Postmodern Conservative

Politics & Policy

A Few Words on The Flat Tax, FairTax, etc

They Won't Get Far

The New York Times notes that multiple Republican presidential candidates have proposed some variation of the flat tax. This, along with Huckabee’s FairTax, has James Pethokoukis worried. I don’t think that any of these plans are going to get very far.

Whether it is a flat tax, or the FairTax, you still have the distributional and revenue problems. Who is going to get a tax cut and who (if anyone) is going to get a tax increase? How will the proposal impact the budget?

Republican presidential primary voters are a pretty responsible and prudent bunch for the most part.* They aren’t going to like a tax proposal if it increases taxes on the middle-class and the poor. Republican primary voters might be for lower spending relative to the Democrats, but they are still going to want to fund a strong defense and some kind of reformed Social Security and Medicare (and also the long-term care portion of Medicaid).

The flat tax, the FairTax, and gimmicks like Herman Cain’s 9-9-9 all share the weakness that the Republican nominating electorate (much less the median general election voter) are unlikely to support a tax plan that raises taxes on the middle-class and/or the poor and/or sharply decreases government revenues even as the American population gets older and the world gets more unstable.

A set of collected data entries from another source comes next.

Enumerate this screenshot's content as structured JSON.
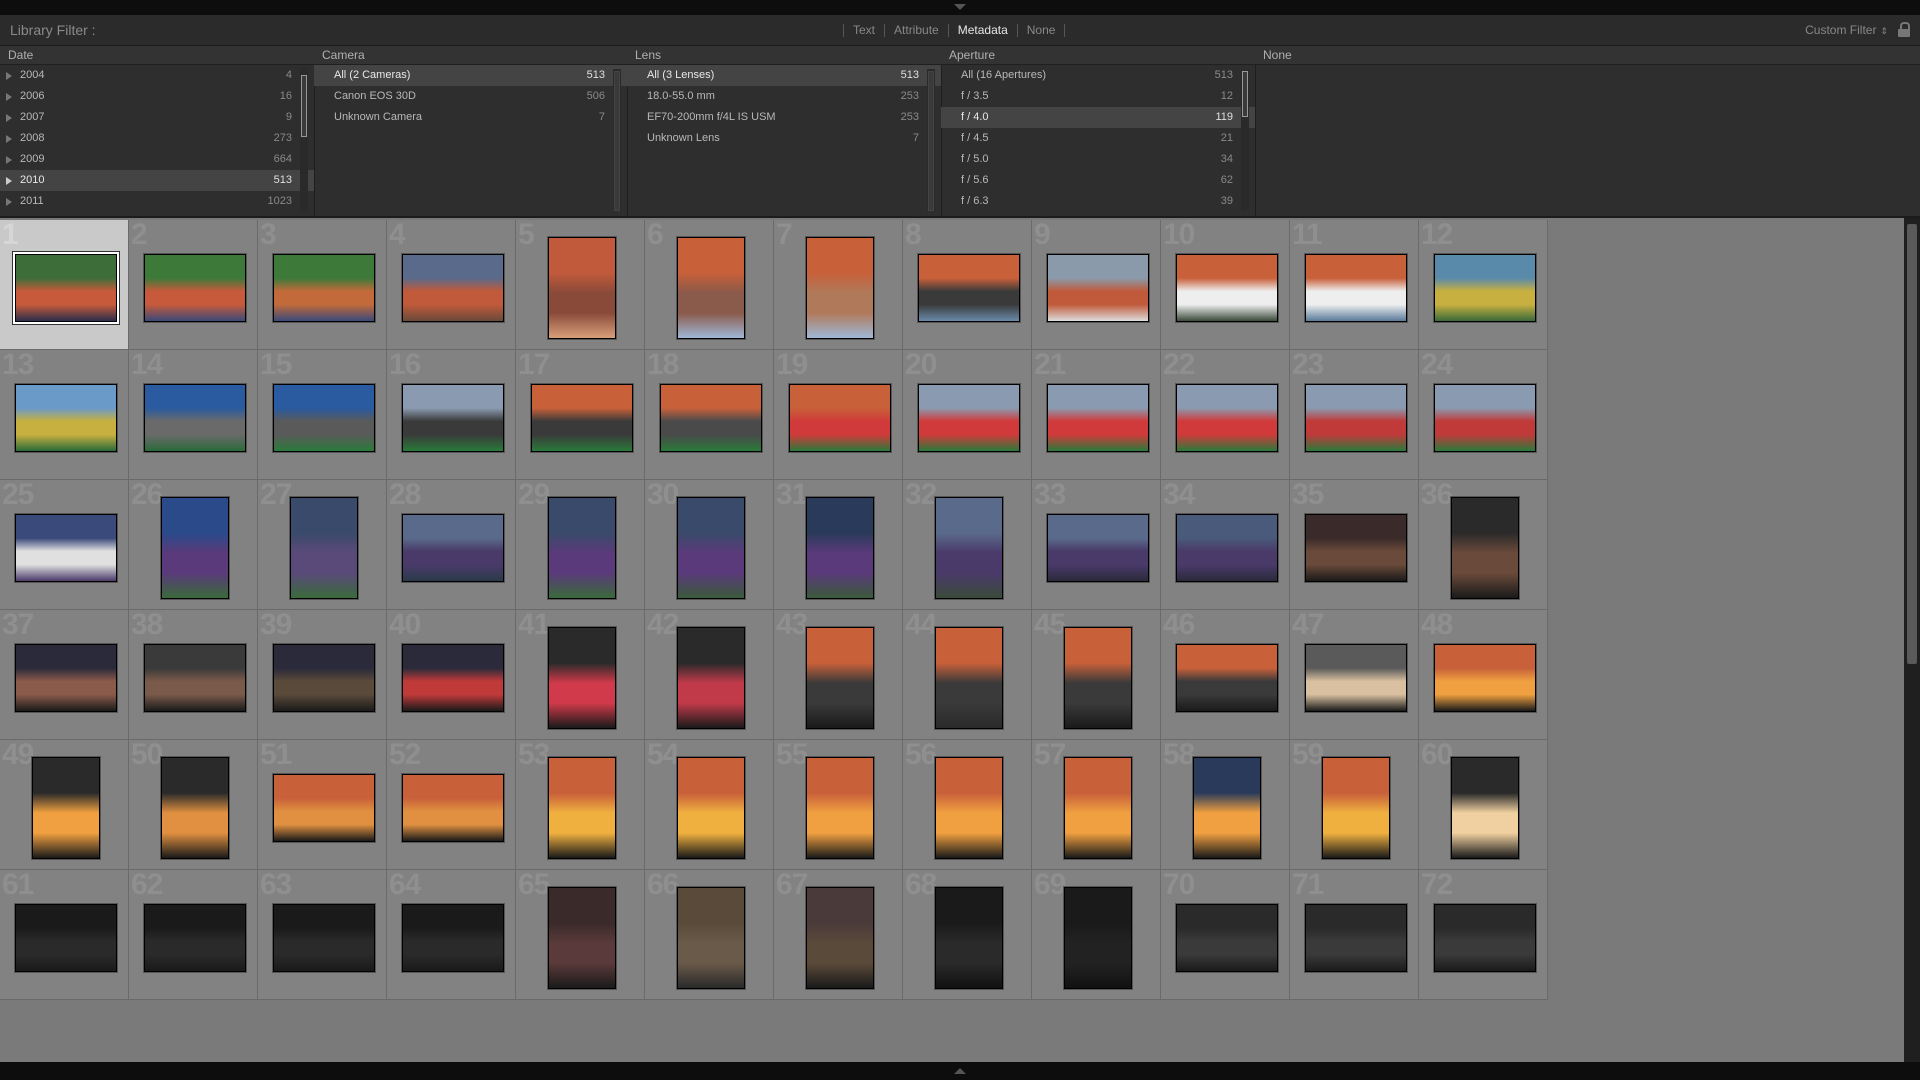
{
  "filter_bar": {
    "title": "Library Filter :",
    "modes": [
      "Text",
      "Attribute",
      "Metadata",
      "None"
    ],
    "active_mode": "Metadata",
    "preset": "Custom Filter"
  },
  "columns": [
    {
      "header": "Date",
      "rows": [
        {
          "label": "2004",
          "count": "4"
        },
        {
          "label": "2006",
          "count": "16"
        },
        {
          "label": "2007",
          "count": "9"
        },
        {
          "label": "2008",
          "count": "273"
        },
        {
          "label": "2009",
          "count": "664"
        },
        {
          "label": "2010",
          "count": "513",
          "selected": true
        },
        {
          "label": "2011",
          "count": "1023"
        }
      ]
    },
    {
      "header": "Camera",
      "rows": [
        {
          "label": "All (2 Cameras)",
          "count": "513",
          "selected": true
        },
        {
          "label": "Canon EOS 30D",
          "count": "506"
        },
        {
          "label": "Unknown Camera",
          "count": "7"
        }
      ]
    },
    {
      "header": "Lens",
      "rows": [
        {
          "label": "All (3 Lenses)",
          "count": "513",
          "selected": true
        },
        {
          "label": "18.0-55.0 mm",
          "count": "253"
        },
        {
          "label": "EF70-200mm f/4L IS USM",
          "count": "253"
        },
        {
          "label": "Unknown Lens",
          "count": "7"
        }
      ]
    },
    {
      "header": "Aperture",
      "rows": [
        {
          "label": "All (16 Apertures)",
          "count": "513"
        },
        {
          "label": "f / 3.5",
          "count": "12"
        },
        {
          "label": "f / 4.0",
          "count": "119",
          "selected": true
        },
        {
          "label": "f / 4.5",
          "count": "21"
        },
        {
          "label": "f / 5.0",
          "count": "34"
        },
        {
          "label": "f / 5.6",
          "count": "62"
        },
        {
          "label": "f / 6.3",
          "count": "39"
        }
      ]
    },
    {
      "header": "None",
      "rows": []
    }
  ],
  "grid": {
    "selected_index": 1,
    "cells": [
      {
        "n": "1",
        "o": "l",
        "c": [
          "#3d6e3a",
          "#c75a3a",
          "#2a2e4a"
        ]
      },
      {
        "n": "2",
        "o": "l",
        "c": [
          "#3d7a3a",
          "#c75a3a",
          "#3a4a7a"
        ]
      },
      {
        "n": "3",
        "o": "l",
        "c": [
          "#3d7a3a",
          "#c26a3a",
          "#3a4a7a"
        ]
      },
      {
        "n": "4",
        "o": "l",
        "c": [
          "#5a6a8a",
          "#c05a3a",
          "#6a4a3a"
        ]
      },
      {
        "n": "5",
        "o": "p",
        "c": [
          "#c05a3a",
          "#8a4a3a",
          "#d8a07a"
        ]
      },
      {
        "n": "6",
        "o": "p",
        "c": [
          "#c8603a",
          "#8a5a4a",
          "#a0b8d8"
        ]
      },
      {
        "n": "7",
        "o": "p",
        "c": [
          "#c8603a",
          "#b07a5a",
          "#a0b8d8"
        ]
      },
      {
        "n": "8",
        "o": "l",
        "c": [
          "#c8603a",
          "#3a3a3a",
          "#6a8aaa"
        ]
      },
      {
        "n": "9",
        "o": "l",
        "c": [
          "#8a9aaa",
          "#c05a3a",
          "#dddddd"
        ]
      },
      {
        "n": "10",
        "o": "l",
        "c": [
          "#c8603a",
          "#eeeeee",
          "#3a4a3a"
        ]
      },
      {
        "n": "11",
        "o": "l",
        "c": [
          "#c8603a",
          "#eeeeee",
          "#5a7a9a"
        ]
      },
      {
        "n": "12",
        "o": "l",
        "c": [
          "#5a8aaa",
          "#c8b040",
          "#3a6a3a"
        ]
      },
      {
        "n": "13",
        "o": "l",
        "c": [
          "#6a9ac8",
          "#c8b040",
          "#2a6a3a"
        ]
      },
      {
        "n": "14",
        "o": "l",
        "c": [
          "#2a5aa0",
          "#6a6a6a",
          "#2a6a3a"
        ]
      },
      {
        "n": "15",
        "o": "l",
        "c": [
          "#2a5aa0",
          "#5a5a5a",
          "#2a7a3a"
        ]
      },
      {
        "n": "16",
        "o": "l",
        "c": [
          "#8a9ab0",
          "#3a3a3a",
          "#2a7a3a"
        ]
      },
      {
        "n": "17",
        "o": "l",
        "c": [
          "#c8603a",
          "#3a3a3a",
          "#2a7a3a"
        ]
      },
      {
        "n": "18",
        "o": "l",
        "c": [
          "#c8603a",
          "#4a4a4a",
          "#2a7a3a"
        ]
      },
      {
        "n": "19",
        "o": "l",
        "c": [
          "#c8603a",
          "#d03a3a",
          "#2a7a3a"
        ]
      },
      {
        "n": "20",
        "o": "l",
        "c": [
          "#8a9ab0",
          "#d03a3a",
          "#2a7a3a"
        ]
      },
      {
        "n": "21",
        "o": "l",
        "c": [
          "#8a9ab0",
          "#d03a3a",
          "#2a7a3a"
        ]
      },
      {
        "n": "22",
        "o": "l",
        "c": [
          "#8a9ab0",
          "#d03a3a",
          "#2a7a3a"
        ]
      },
      {
        "n": "23",
        "o": "l",
        "c": [
          "#8a9ab0",
          "#c03a3a",
          "#2a7a3a"
        ]
      },
      {
        "n": "24",
        "o": "l",
        "c": [
          "#8a9ab0",
          "#c03a3a",
          "#2a7a3a"
        ]
      },
      {
        "n": "25",
        "o": "l",
        "c": [
          "#3a4a7a",
          "#e0e0e0",
          "#4a3a6a"
        ]
      },
      {
        "n": "26",
        "o": "p",
        "c": [
          "#2a4a8a",
          "#5a3a7a",
          "#3a6a3a"
        ]
      },
      {
        "n": "27",
        "o": "p",
        "c": [
          "#3a4a6a",
          "#5a4a7a",
          "#3a6a3a"
        ]
      },
      {
        "n": "28",
        "o": "l",
        "c": [
          "#5a6a8a",
          "#4a3a6a",
          "#2a3a4a"
        ]
      },
      {
        "n": "29",
        "o": "p",
        "c": [
          "#3a4a6a",
          "#5a3a7a",
          "#3a6a3a"
        ]
      },
      {
        "n": "30",
        "o": "p",
        "c": [
          "#3a4a6a",
          "#5a3a7a",
          "#3a5a3a"
        ]
      },
      {
        "n": "31",
        "o": "p",
        "c": [
          "#2a3a5a",
          "#5a3a7a",
          "#3a5a3a"
        ]
      },
      {
        "n": "32",
        "o": "p",
        "c": [
          "#5a6a8a",
          "#4a3a6a",
          "#3a4a3a"
        ]
      },
      {
        "n": "33",
        "o": "l",
        "c": [
          "#5a6a8a",
          "#4a3a6a",
          "#2a2a3a"
        ]
      },
      {
        "n": "34",
        "o": "l",
        "c": [
          "#4a5a7a",
          "#4a3a6a",
          "#2a2a3a"
        ]
      },
      {
        "n": "35",
        "o": "l",
        "c": [
          "#3a2a2a",
          "#6a4a3a",
          "#1a1a1a"
        ]
      },
      {
        "n": "36",
        "o": "p",
        "c": [
          "#2a2a2a",
          "#6a4a3a",
          "#1a1a1a"
        ]
      },
      {
        "n": "37",
        "o": "l",
        "c": [
          "#2a2a3a",
          "#8a5a4a",
          "#1a1a1a"
        ]
      },
      {
        "n": "38",
        "o": "l",
        "c": [
          "#3a3a3a",
          "#7a5a4a",
          "#1a1a1a"
        ]
      },
      {
        "n": "39",
        "o": "l",
        "c": [
          "#2a2a3a",
          "#5a4a3a",
          "#1a1a1a"
        ]
      },
      {
        "n": "40",
        "o": "l",
        "c": [
          "#2a2a3a",
          "#c03a3a",
          "#1a1a1a"
        ]
      },
      {
        "n": "41",
        "o": "p",
        "c": [
          "#2a2a2a",
          "#d03a4a",
          "#1a1a1a"
        ]
      },
      {
        "n": "42",
        "o": "p",
        "c": [
          "#2a2a2a",
          "#c03a4a",
          "#1a1a1a"
        ]
      },
      {
        "n": "43",
        "o": "p",
        "c": [
          "#c8603a",
          "#3a3a3a",
          "#1a1a1a"
        ]
      },
      {
        "n": "44",
        "o": "p",
        "c": [
          "#c8603a",
          "#3a3a3a",
          "#2a2a2a"
        ]
      },
      {
        "n": "45",
        "o": "p",
        "c": [
          "#c8603a",
          "#3a3a3a",
          "#1a1a1a"
        ]
      },
      {
        "n": "46",
        "o": "l",
        "c": [
          "#c8603a",
          "#3a3a3a",
          "#1a1a1a"
        ]
      },
      {
        "n": "47",
        "o": "l",
        "c": [
          "#5a5a5a",
          "#d8c0a0",
          "#1a1a1a"
        ]
      },
      {
        "n": "48",
        "o": "l",
        "c": [
          "#c8603a",
          "#f0a040",
          "#1a1a1a"
        ]
      },
      {
        "n": "49",
        "o": "p",
        "c": [
          "#2a2a2a",
          "#f0a040",
          "#1a1a1a"
        ]
      },
      {
        "n": "50",
        "o": "p",
        "c": [
          "#2a2a2a",
          "#e09040",
          "#1a1a1a"
        ]
      },
      {
        "n": "51",
        "o": "l",
        "c": [
          "#c8603a",
          "#e09040",
          "#1a1a1a"
        ]
      },
      {
        "n": "52",
        "o": "l",
        "c": [
          "#c8603a",
          "#e09040",
          "#1a1a1a"
        ]
      },
      {
        "n": "53",
        "o": "p",
        "c": [
          "#c8603a",
          "#f0b040",
          "#1a1a1a"
        ]
      },
      {
        "n": "54",
        "o": "p",
        "c": [
          "#c8603a",
          "#f0b040",
          "#1a1a1a"
        ]
      },
      {
        "n": "55",
        "o": "p",
        "c": [
          "#c8603a",
          "#f0a040",
          "#1a1a1a"
        ]
      },
      {
        "n": "56",
        "o": "p",
        "c": [
          "#c8603a",
          "#f0a040",
          "#1a1a1a"
        ]
      },
      {
        "n": "57",
        "o": "p",
        "c": [
          "#c8603a",
          "#f0a040",
          "#1a1a1a"
        ]
      },
      {
        "n": "58",
        "o": "p",
        "c": [
          "#2a3a5a",
          "#f0a040",
          "#1a1a1a"
        ]
      },
      {
        "n": "59",
        "o": "p",
        "c": [
          "#c8603a",
          "#f0b040",
          "#1a1a1a"
        ]
      },
      {
        "n": "60",
        "o": "p",
        "c": [
          "#2a2a2a",
          "#f0d0a0",
          "#1a1a1a"
        ]
      },
      {
        "n": "61",
        "o": "l",
        "c": [
          "#1a1a1a",
          "#2a2a2a",
          "#1a1a1a"
        ]
      },
      {
        "n": "62",
        "o": "l",
        "c": [
          "#1a1a1a",
          "#2a2a2a",
          "#1a1a1a"
        ]
      },
      {
        "n": "63",
        "o": "l",
        "c": [
          "#1a1a1a",
          "#2a2a2a",
          "#1a1a1a"
        ]
      },
      {
        "n": "64",
        "o": "l",
        "c": [
          "#1a1a1a",
          "#2a2a2a",
          "#1a1a1a"
        ]
      },
      {
        "n": "65",
        "o": "p",
        "c": [
          "#3a2a2a",
          "#5a3a3a",
          "#1a1a1a"
        ]
      },
      {
        "n": "66",
        "o": "p",
        "c": [
          "#5a4a3a",
          "#6a5a4a",
          "#2a2a2a"
        ]
      },
      {
        "n": "67",
        "o": "p",
        "c": [
          "#4a3a3a",
          "#5a4a3a",
          "#1a1a1a"
        ]
      },
      {
        "n": "68",
        "o": "p",
        "c": [
          "#1a1a1a",
          "#2a2a2a",
          "#111111"
        ]
      },
      {
        "n": "69",
        "o": "p",
        "c": [
          "#1a1a1a",
          "#222222",
          "#111111"
        ]
      },
      {
        "n": "70",
        "o": "l",
        "c": [
          "#2a2a2a",
          "#3a3a3a",
          "#1a1a1a"
        ]
      },
      {
        "n": "71",
        "o": "l",
        "c": [
          "#2a2a2a",
          "#3a3a3a",
          "#1a1a1a"
        ]
      },
      {
        "n": "72",
        "o": "l",
        "c": [
          "#2a2a2a",
          "#3a3a3a",
          "#1a1a1a"
        ]
      }
    ]
  }
}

The weaknesses of all these plans are all somewhat obscured in the year before the presidential primaries. The candidates supporting the flat taxes/FairTaxes/9-9-9s are all out talking about how their plans will be so simple and fair and boost the economy. Republican primary voters would like simple and, if it is fair, then those primary voters expect a tax cut (or at least no tax increase).

But it doesn’t end there. The other Republican candidates will expose the political and policy problems with the flat taxes/FairTaxes. When this happens, the candidates who support the more radical tax proposals will either start frantically modifying their proposals or flame out or both.

Supporting flat taxes and FairTaxes puts a ceiling on a candidate’s support. If you are a presidential candidate with such proposals, you can probably get by as factional candidate where people are voting for you despite not caring about your tax proposal, but supporting a flat tax or FairTax makes it much harder (and might make it outright impossible) to put together a coalition large enough to win the Republican nomination.

*Notice I wrote voters. Poll respondents during the silly season, some upset talk radio callers, and the loudest members of the Republican debate audience are a different matter. Michele Bachmann had some good polling numbers in Iowa back in 2011. She finished last in the Iowa Caucuses.